Jangankan dengan Korea, China, dan India yang semakin jauh melaju, bahkan dengan Vietnam dan Malaysia pun kita semakin tertinggal. Tetangga yang disebut terakhir ini pun terasa semakin berani ”lancang dan kurang ajar”.

Reformulasi Pancasila


Situasi ini bukan mustahil semakin buruk. Contoh Yugoslavia yang telah bubar bisa terjadi di sini jika sesama elemen bangsa semakin tak bisa saling percaya; kecurigaan dan ketakutan berbasis suku-agama-ras-antargolongan (SARA) dibiarkan berkobar memecah belah, pengingkaran hakikat keindonesiaan yang Bhinneka Tunggal Ika berlangsung banal.

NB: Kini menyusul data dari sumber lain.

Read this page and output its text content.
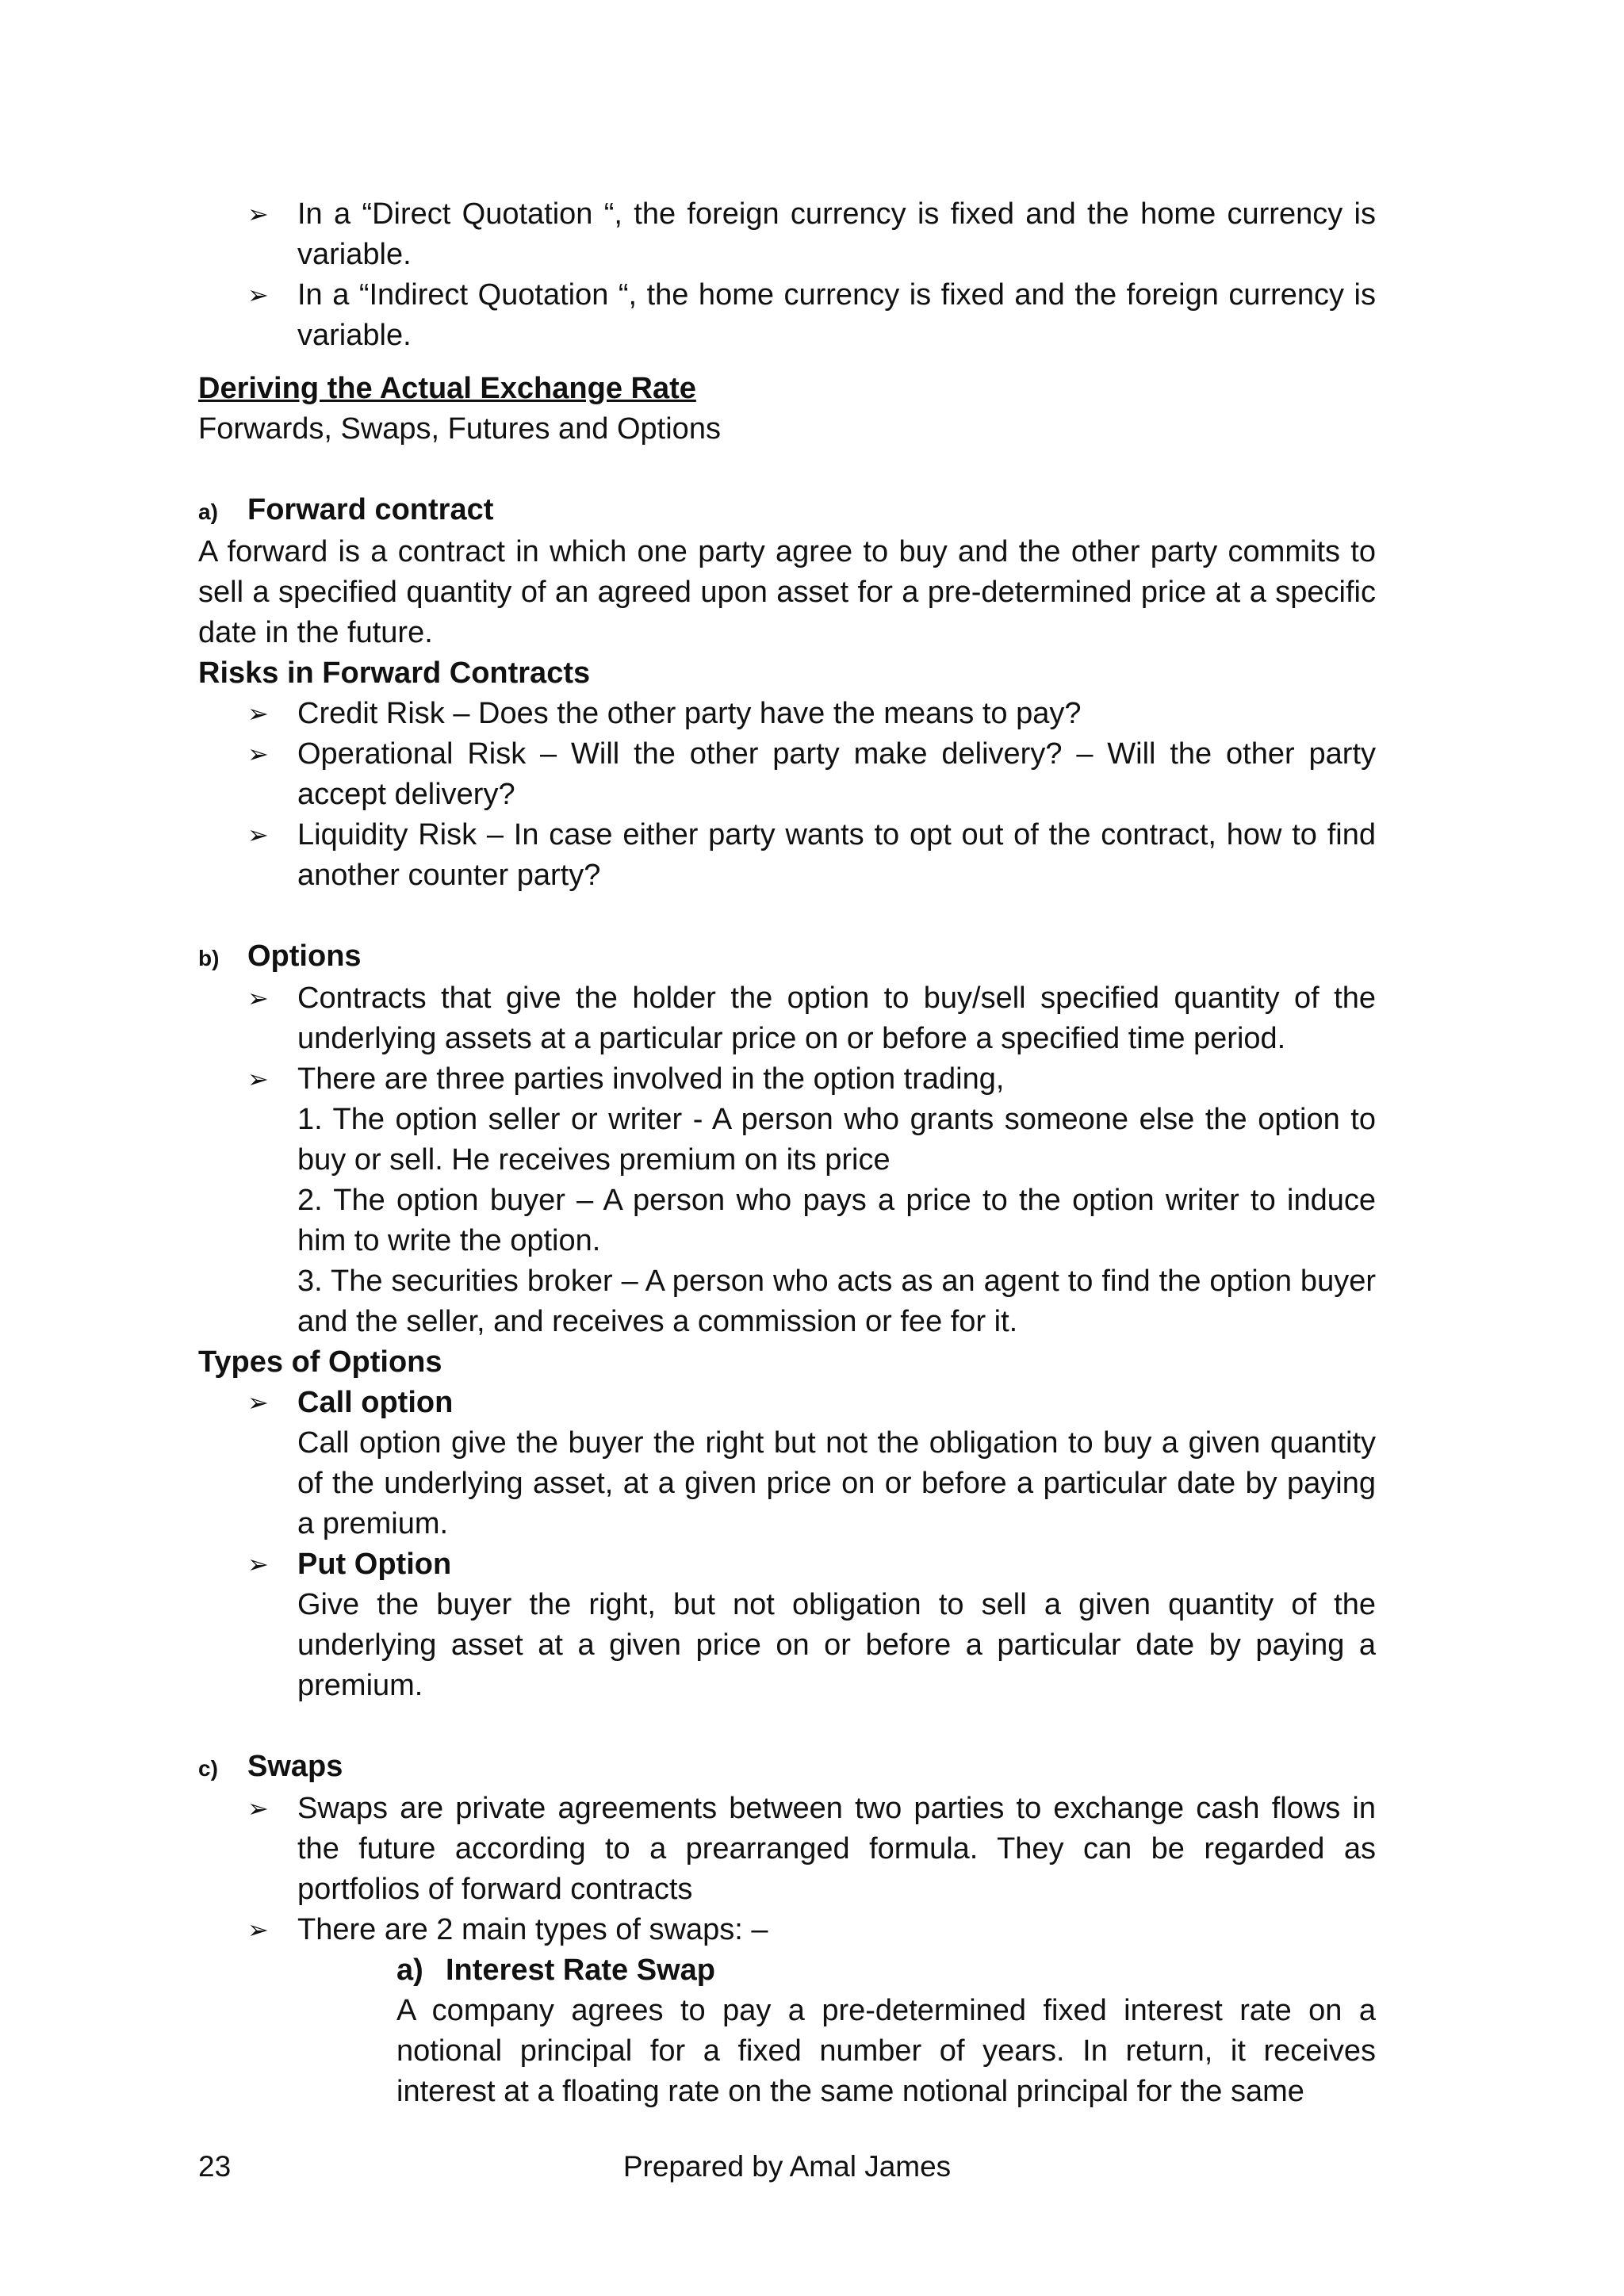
➢ In a “Direct Quotation “, the foreign currency is fixed and the home currency is variable.
➢ In a “Indirect Quotation “, the home currency is fixed and the foreign currency is variable.

Deriving the Actual Exchange Rate

Forwards, Swaps, Futures and Options

a) Forward contract

A forward is a contract in which one party agree to buy and the other party commits to sell a specified quantity of an agreed upon asset for a pre-determined price at a specific date in the future.

Risks in Forward Contracts

➢ Credit Risk – Does the other party have the means to pay?
➢ Operational Risk – Will the other party make delivery? – Will the other party accept delivery?
➢ Liquidity Risk – In case either party wants to opt out of the contract, how to find another counter party?

b) Options

➢ Contracts that give the holder the option to buy/sell specified quantity of the underlying assets at a particular price on or before a specified time period.
➢ There are three parties involved in the option trading,

1. The option seller or writer - A person who grants someone else the option to buy or sell. He receives premium on its price

2. The option buyer – A person who pays a price to the option writer to induce him to write the option.

3. The securities broker – A person who acts as an agent to find the option buyer and the seller, and receives a commission or fee for it.

Types of Options

➢ Call option
Call option give the buyer the right but not the obligation to buy a given quantity of the underlying asset, at a given price on or before a particular date by paying a premium.
➢ Put Option
Give the buyer the right, but not obligation to sell a given quantity of the underlying asset at a given price on or before a particular date by paying a premium.

c) Swaps

➢ Swaps are private agreements between two parties to exchange cash flows in the future according to a prearranged formula. They can be regarded as portfolios of forward contracts
➢ There are 2 main types of swaps: –

a) Interest Rate Swap

A company agrees to pay a pre-determined fixed interest rate on a notional principal for a fixed number of years. In return, it receives interest at a floating rate on the same notional principal for the same

23	Prepared by Amal James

Apalagi, jika kebiasaan buruk dalam praktik bernegara dipertontonkan terus: korupsi, kolusi, dan kompromi membiarkan diskriminasi, kebodohan, dan kezaliman semakin merajalela.

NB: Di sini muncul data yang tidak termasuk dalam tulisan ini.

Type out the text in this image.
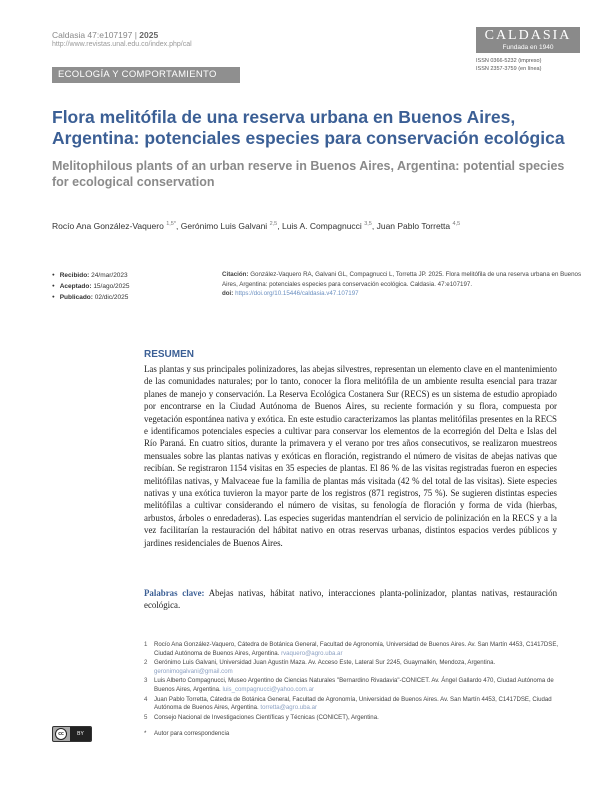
Caldasia 47:e107197 | 2025
http://www.revistas.unal.edu.co/index.php/cal
CALDASIA
Fundada en 1940
ISSN 0366-5232 (impreso)
ISSN 2357-3759 (en línea)
ECOLOGÍA Y COMPORTAMIENTO
Flora melitófila de una reserva urbana en Buenos Aires, Argentina: potenciales especies para conservación ecológica
Melitophilous plants of an urban reserve in Buenos Aires, Argentina: potential species for ecological conservation
Rocío Ana González-Vaquero $^{1,5*}$, Gerónimo Luis Galvani $^{2,5}$, Luis A. Compagnucci $^{3,5}$, Juan Pablo Torretta $^{4,5}$
● Recibido: 24/mar/2023
● Aceptado: 15/ago/2025
● Publicado: 02/dic/2025
Citación: González-Vaquero RA, Galvani GL, Compagnucci L, Torretta JP. 2025. Flora melitófila de una reserva urbana en Buenos Aires, Argentina: potenciales especies para conservación ecológica. Caldasia. 47:e107197.
doi: https://doi.org/10.15446/caldasia.v47.107197
RESUMEN
Las plantas y sus principales polinizadores, las abejas silvestres, representan un elemento clave en el mantenimiento de las comunidades naturales; por lo tanto, conocer la flora melitófila de un ambiente resulta esencial para trazar planes de manejo y conservación. La Reserva Ecológica Costanera Sur (RECS) es un sistema de estudio apropiado por encontrarse en la Ciudad Autónoma de Buenos Aires, su reciente formación y su flora, compuesta por vegetación espontánea nativa y exótica. En este estudio caracterizamos las plantas melitófilas presentes en la RECS e identificamos potenciales especies a cultivar para conservar los elementos de la ecorregión del Delta e Islas del Río Paraná. En cuatro sitios, durante la primavera y el verano por tres años consecutivos, se realizaron muestreos mensuales sobre las plantas nativas y exóticas en floración, registrando el número de visitas de abejas nativas que recibían. Se registraron 1154 visitas en 35 especies de plantas. El 86 % de las visitas registradas fueron en especies melitófilas nativas, y Malvaceae fue la familia de plantas más visitada (42 % del total de las visitas). Siete especies nativas y una exótica tuvieron la mayor parte de los registros (871 registros, 75 %). Se sugieren distintas especies melitófilas a cultivar considerando el número de visitas, su fenología de floración y forma de vida (hierbas, arbustos, árboles o enredaderas). Las especies sugeridas mantendrían el servicio de polinización en la RECS y a la vez facilitarían la restauración del hábitat nativo en otras reservas urbanas, distintos espacios verdes públicos y jardines residenciales de Buenos Aires.
Palabras clave: Abejas nativas, hábitat nativo, interacciones planta-polinizador, plantas nativas, restauración ecológica.
1	Rocío Ana González-Vaquero, Cátedra de Botánica General, Facultad de Agronomía, Universidad de Buenos Aires. Av. San Martín 4453, C1417DSE, Ciudad Autónoma de Buenos Aires, Argentina. rvaquero@agro.uba.ar
2	Gerónimo Luis Galvani, Universidad Juan Agustín Maza. Av. Acceso Este, Lateral Sur 2245, Guaymallén, Mendoza, Argentina. geronimogalvani@gmail.com
3	Luis Alberto Compagnucci, Museo Argentino de Ciencias Naturales "Bernardino Rivadavia"-CONICET. Av. Ángel Gallardo 470, Ciudad Autónoma de Buenos Aires, Argentina. luis_compagnucci@yahoo.com.ar
4	Juan Pablo Torretta, Cátedra de Botánica General, Facultad de Agronomía, Universidad de Buenos Aires. Av. San Martín 4453, C1417DSE, Ciudad Autónoma de Buenos Aires, Argentina. torretta@agro.uba.ar
5	Consejo Nacional de Investigaciones Científicas y Técnicas (CONICET), Argentina.
cc	BY	* Autor para correspondencia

Kesatuan teritorial yang dimiliki sama sekali tidak memadai sebagai pengikat, seperti dibuktikan bekas Uni Sovyet. Hal ini sekaligus menegaskan, kita memerlukan sesuatu yang lebih fundamental: mimpi besar bersama yang memuat konsepsi, persepsi, perasaan, dan harapan kolektif tentang keindonesiaan kita yang baru.

Di atas fundamen inilah kemudian kita harus memperkuat demokrasi, memperbaiki kualitas pendidikan nasional dan mempertinggi pengetahuan masyarakat, serta membiakkan inovasi di segala bidang sehingga Indonesia bergerak pasti ke arah sosok bangsa maju: berketahanan, berkeunggulan, dan berkemenangan. Berkemenangan artinya sukses memerangi kemiskinan, kebodohan, korupsi, dan diskriminasi sehingga terwujudlah Indonesia yang adil, makmur, berwibawa, dan bermartabat di mata dunia.

Demikianlah ringkasan isi buku The Indonesian Dream: The Pursuit of a Winning Nation. Penulisnya, Elwin Tobing, seorang profesor ekonomi yang kini mengajar di Azusa Pacific University, California.

Tercium aroma Pancasila? Tidak salah. ”The Indonesian Dream adalah suatu reformulasi modern Pancasila, lebih catchy dan dinamis, tetapi tetap sederhana,” ujar Tobing pada peluncuran buku ini di Jakarta, 4 September 2009.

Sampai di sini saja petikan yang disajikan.